Letra e música de: Moisés Martins.

ÁGUA É FORÇA
ÁGUA É AMOR
ÁGUA É VIDA
LÁGRIMAS DO NOSSO SENHOR!

ÁGUA DO POTE
ÁGUA DO RIO
ÁGUA DA BICA

ÁGUA DE CÔCO
ÁGUA QUE CORRE
ÁGUA QUE FICA

ÁGUA DE CHUVA
LAVANDO A SAUDADE
DOS ÓIOS
DA MORENA BONITA

AS ÁGUAS NASCEM NO COLO DAS SERRAS
CRESCEM NOS RIOS
SEMPRE A ROLAR
FECUNDAM A TERRA
BEIJAM CIDADES
MORRENDO NOS BRAÇOS DO MAR!

(primeiro lugar no festival de rasqueado de 2005)
recebendo prêmio de: primeiro lugar
interpretação
e arranjo.
Valor do premio: R$. 7.000,00 (sete mil reais)

Sinfonia chapada

Moisés Martins.

Chapada é uma orquestra
Interpretando sinfonias de amor!
Canta nas brisas que vasculham
Nas matas pauta palmas dos buritis e palmeiras.

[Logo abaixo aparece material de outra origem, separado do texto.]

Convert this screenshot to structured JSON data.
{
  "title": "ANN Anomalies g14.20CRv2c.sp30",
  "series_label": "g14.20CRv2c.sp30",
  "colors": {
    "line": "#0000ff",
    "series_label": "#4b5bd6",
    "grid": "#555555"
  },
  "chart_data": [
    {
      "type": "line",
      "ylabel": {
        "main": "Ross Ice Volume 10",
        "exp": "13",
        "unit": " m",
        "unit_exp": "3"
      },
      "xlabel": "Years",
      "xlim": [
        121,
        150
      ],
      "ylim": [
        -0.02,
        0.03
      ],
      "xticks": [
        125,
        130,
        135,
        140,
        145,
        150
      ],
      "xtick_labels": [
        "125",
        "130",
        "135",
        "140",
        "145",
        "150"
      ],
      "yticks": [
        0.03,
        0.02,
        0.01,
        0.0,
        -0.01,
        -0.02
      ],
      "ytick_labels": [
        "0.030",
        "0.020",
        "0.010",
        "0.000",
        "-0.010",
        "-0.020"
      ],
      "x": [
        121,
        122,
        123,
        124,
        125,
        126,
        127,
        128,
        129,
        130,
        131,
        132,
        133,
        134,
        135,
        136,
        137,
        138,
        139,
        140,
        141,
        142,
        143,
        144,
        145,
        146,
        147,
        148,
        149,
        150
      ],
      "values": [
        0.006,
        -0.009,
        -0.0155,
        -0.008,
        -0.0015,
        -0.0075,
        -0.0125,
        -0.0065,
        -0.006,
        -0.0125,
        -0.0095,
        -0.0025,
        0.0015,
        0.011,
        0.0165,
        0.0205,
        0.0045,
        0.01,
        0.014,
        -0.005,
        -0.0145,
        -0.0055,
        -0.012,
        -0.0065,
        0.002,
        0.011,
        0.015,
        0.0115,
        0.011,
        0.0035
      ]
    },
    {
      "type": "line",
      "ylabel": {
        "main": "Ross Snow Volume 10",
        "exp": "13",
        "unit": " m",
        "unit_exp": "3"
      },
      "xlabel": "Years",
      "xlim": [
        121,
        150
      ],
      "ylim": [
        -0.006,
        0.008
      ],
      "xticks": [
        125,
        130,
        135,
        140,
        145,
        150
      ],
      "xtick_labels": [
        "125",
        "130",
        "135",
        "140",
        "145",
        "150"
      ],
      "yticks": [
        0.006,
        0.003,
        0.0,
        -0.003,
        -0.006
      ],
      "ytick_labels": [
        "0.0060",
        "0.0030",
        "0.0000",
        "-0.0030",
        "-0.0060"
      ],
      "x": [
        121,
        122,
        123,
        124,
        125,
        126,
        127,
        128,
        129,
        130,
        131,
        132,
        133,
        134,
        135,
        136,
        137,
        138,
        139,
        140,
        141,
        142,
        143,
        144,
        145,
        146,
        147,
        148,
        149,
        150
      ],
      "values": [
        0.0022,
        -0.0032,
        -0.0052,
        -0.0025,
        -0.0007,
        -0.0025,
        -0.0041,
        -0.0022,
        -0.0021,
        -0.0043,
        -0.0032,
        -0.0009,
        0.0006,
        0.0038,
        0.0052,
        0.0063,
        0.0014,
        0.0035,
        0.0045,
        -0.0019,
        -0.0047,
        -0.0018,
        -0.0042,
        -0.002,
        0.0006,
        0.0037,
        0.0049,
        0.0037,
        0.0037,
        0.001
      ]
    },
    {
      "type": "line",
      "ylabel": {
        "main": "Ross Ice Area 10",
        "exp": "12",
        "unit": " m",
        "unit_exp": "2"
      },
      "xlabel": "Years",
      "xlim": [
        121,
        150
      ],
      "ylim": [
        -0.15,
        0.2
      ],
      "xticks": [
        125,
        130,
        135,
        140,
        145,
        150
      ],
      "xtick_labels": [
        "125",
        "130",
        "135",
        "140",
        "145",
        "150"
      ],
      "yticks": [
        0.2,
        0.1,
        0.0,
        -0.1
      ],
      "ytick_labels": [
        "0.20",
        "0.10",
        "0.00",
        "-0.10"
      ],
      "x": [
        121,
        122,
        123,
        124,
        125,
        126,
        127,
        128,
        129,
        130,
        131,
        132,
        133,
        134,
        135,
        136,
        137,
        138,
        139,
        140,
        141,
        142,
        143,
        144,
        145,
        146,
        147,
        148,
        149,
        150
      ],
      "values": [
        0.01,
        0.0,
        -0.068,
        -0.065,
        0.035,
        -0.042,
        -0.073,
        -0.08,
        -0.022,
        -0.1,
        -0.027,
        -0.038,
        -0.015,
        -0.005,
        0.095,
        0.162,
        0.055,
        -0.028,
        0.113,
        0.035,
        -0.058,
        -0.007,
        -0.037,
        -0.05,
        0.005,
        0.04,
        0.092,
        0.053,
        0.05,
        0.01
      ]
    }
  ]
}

No ritmo do chocalhar das cachoeiras,
No murmúrio dos corichos
Lambendo as palmas dos coqueiros.
O vento assobiando,
Pela fresta da casinha de sapé,
O choro do angico,
Fervendo água prá fazê café.

Canta no palco das suas cordilheiras,
Paredões, ecos, sons.
As cores do arco-íris, as asas das borboletas,
Vagalumes, propiciam a iluminação,
A iluminação, a iluminação!

O espírito da Chapada,
incorpora no espírito da terra,
Nas curvas das estradas, pelos vales verdejantes, vaga!
O Senhor é meu Pastor, nada me pode faltar!
O Senhor é meu Pastor, nada me pode faltar!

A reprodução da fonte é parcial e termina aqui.